Scraping posts from Reddit by using API credentials
- Python modules: praw datetime langid (use
pip install
) - You are required to be registered at Reddit and have Reddit API credentials: client_id = <CLIENT_ID>, client_secret = <CLIENT_SECRET>, username = <USER_NAME>, password = <PASS_WORD>, user_agent = <USER_AGENT>. For this purpose, go to www.reddit.com/prefs/apps (create another app)
- The
scrape.py
script requires 5 arguments:
-
Start date: for instance "2024, 1, 1"
-
End date: for instance "2024, 3, 1"
-
Language: for instance "en"
-
A list of keywords. This is an open argument: it starts by an integer referring to the number of keywords you whish to use, following by the keywords. For instance:
3 trump biden putin
. -
A list of subreddits. This is also an open argument: you can put all the names you whish.
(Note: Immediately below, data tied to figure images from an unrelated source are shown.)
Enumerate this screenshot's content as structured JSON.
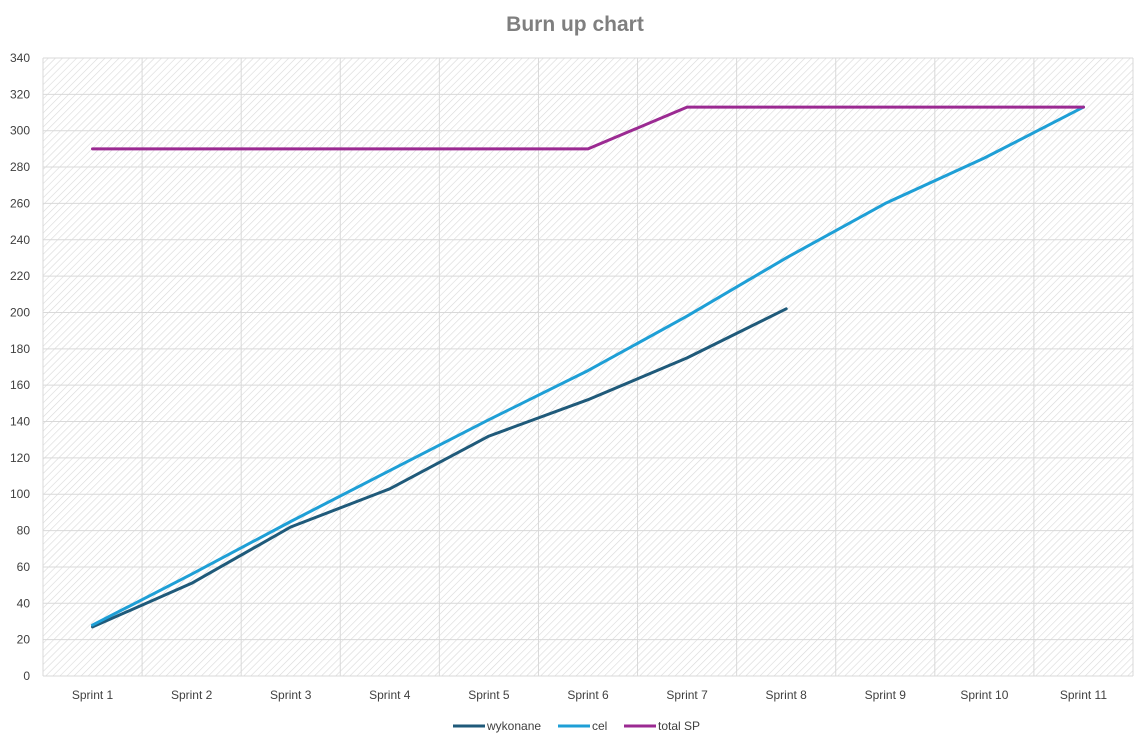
{
  "chart_data": {
    "type": "line",
    "title": "Burn up chart",
    "xlabel": "",
    "ylabel": "",
    "categories": [
      "Sprint 1",
      "Sprint 2",
      "Sprint 3",
      "Sprint 4",
      "Sprint 5",
      "Sprint 6",
      "Sprint 7",
      "Sprint 8",
      "Sprint 9",
      "Sprint 10",
      "Sprint 11"
    ],
    "ylim": [
      0,
      340
    ],
    "yticks": [
      0,
      20,
      40,
      60,
      80,
      100,
      120,
      140,
      160,
      180,
      200,
      220,
      240,
      260,
      280,
      300,
      320,
      340
    ],
    "grid": true,
    "legend_position": "bottom",
    "series": [
      {
        "name": "wykonane",
        "color": "#1f5a7a",
        "values": [
          27,
          51,
          82,
          103,
          132,
          152,
          175,
          202,
          null,
          null,
          null
        ]
      },
      {
        "name": "cel",
        "color": "#1e9fd6",
        "values": [
          28,
          56,
          85,
          113,
          141,
          168,
          198,
          230,
          260,
          285,
          313
        ]
      },
      {
        "name": "total SP",
        "color": "#9b2a92",
        "values": [
          290,
          290,
          290,
          290,
          290,
          290,
          313,
          313,
          313,
          313,
          313
        ]
      }
    ]
  }
}
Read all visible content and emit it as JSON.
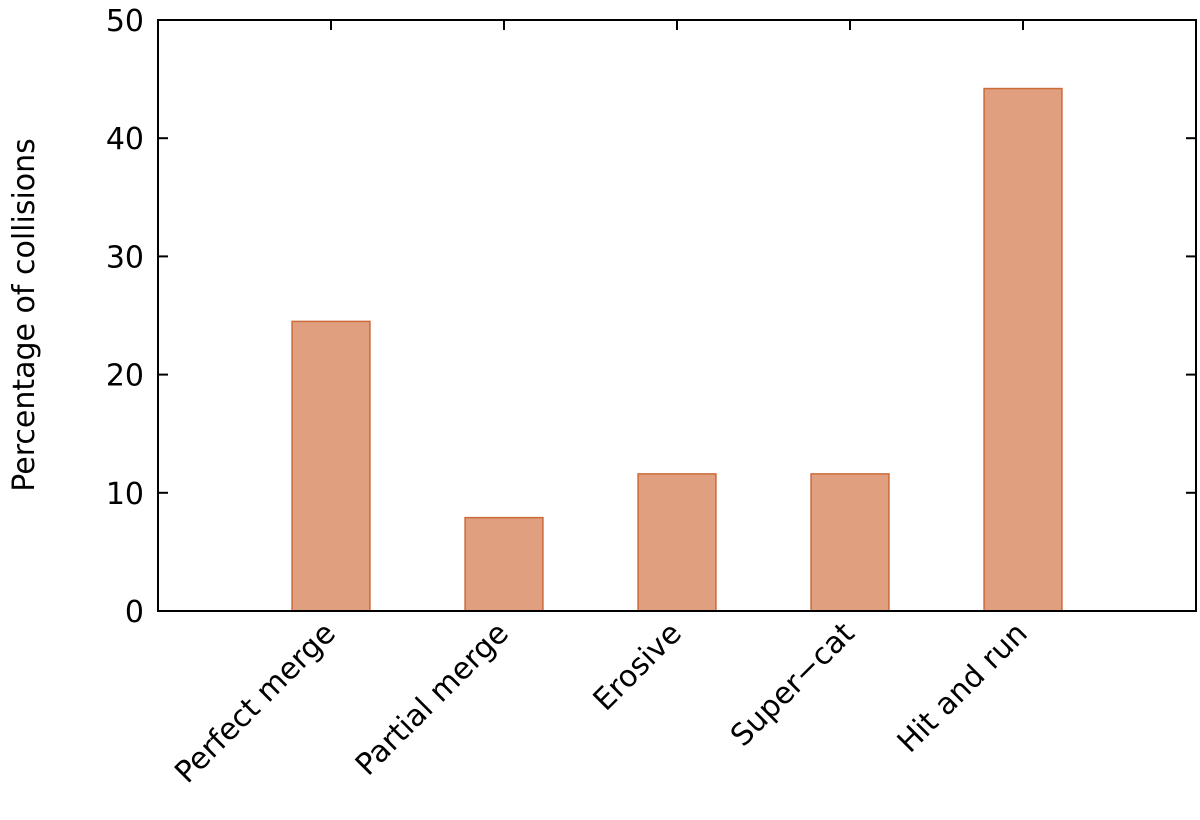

For instance:
news worlnews politics TrueReddit Confession
This is an exemple of use (3 keywords followed by two subreddits):
python3 scrape.py "2024, 1, 1" "2024, 3, 1" "en" 3 trump biden putin news Confession
This is another example: (1 keyword followed by three subreddits):
python3 scrape.py "2024, 1, 1" "2024, 3, 1" "en" 1 depression Confession TrueReddit news
For each post it gives three lines: Title, Content, URL.